How does that sound?

Aluminum wallets

Some credit and debit cards now contain “radio frequency identification technology” to simplify checking out in stores. Just wave your card through the checkout stand scanner and away you go.

But criminals are allegedly buying cheap scanners, easily hidden in their coats. They then stand near you in the checkout line and scan your credit card numbers through your purse and wallet.

Aluminum wallets are designed to block the scans.

Real world: Are criminals really scanning people’s credit and debit cards?

The debate is ongoing. Businesses who sell radio frequency identification technology say it’s harder than reported to scan wallets and the frequency is too weak to be easily picked up by a scanner a few feet away.

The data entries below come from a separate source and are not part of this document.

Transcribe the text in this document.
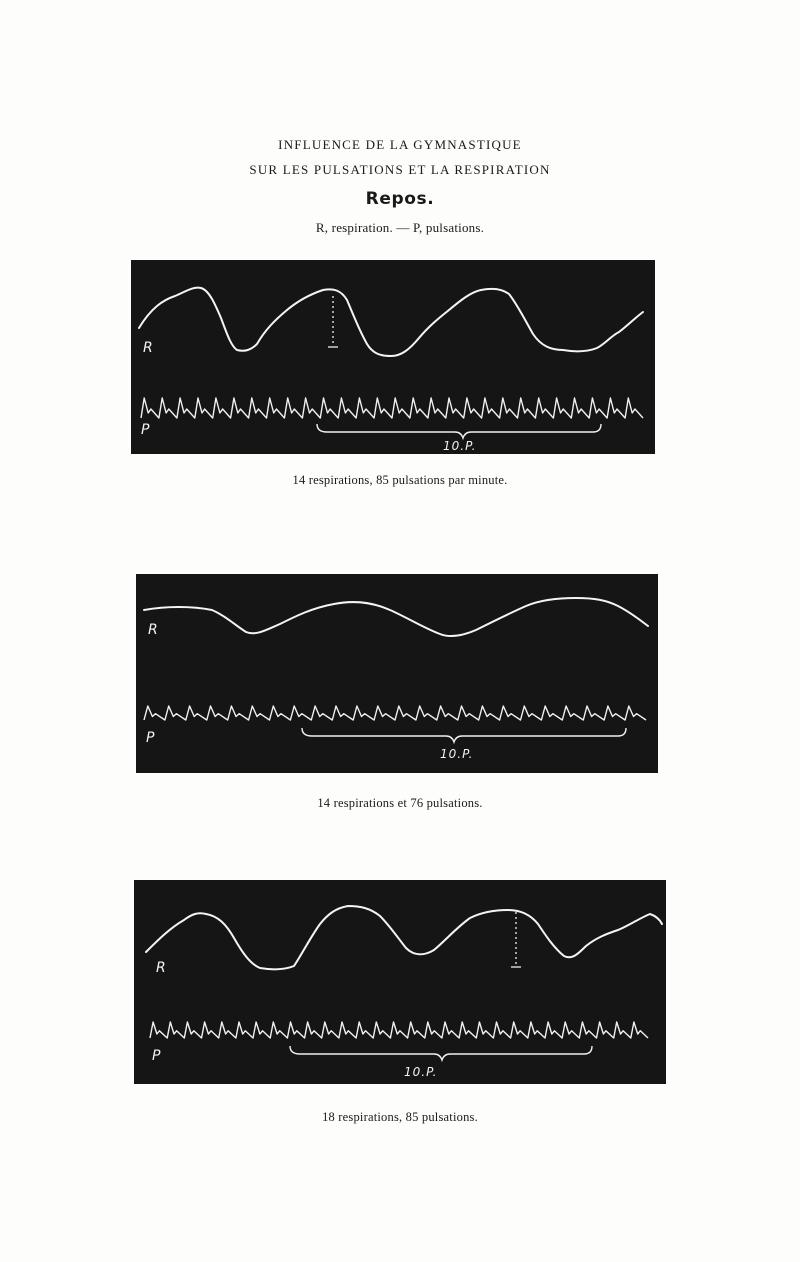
INFLUENCE DE LA GYMNASTIQUE
SUR LES PULSATIONS ET LA RESPIRATION
Repos.
R, respiration. — P, pulsations.
R
P
10.P.
14 respirations, 85 pulsations par minute.
R
P
10.P.
14 respirations et 76 pulsations.
R
P
10.P.
18 respirations, 85 pulsations.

Credit card companies who use the technology say it could happen, but the media has exaggerated the real threat.

Meanwhile you can buy aluminum wallets everywhere – online and in many retail shops in the Inland Northwest – for less than $10, including at Boo Radley’s, a gift shop in downtown Spokane known for its quirky and cutting-edge items.

Owner Andy Dinnison didn’t buy aluminum wallets for “scary-world” reasons. Most of his customers, he said, like the wallets for their business cards.

“It’s kind of a cool modern design,” he said.

Dinnison understands “scary-world” gifts in a world where bugs bite, criminals grow bold and the end often feels near.

But he’s not crazy about products that feed the culture’s fear factor.

He said: “We need less of that, don’t you think?”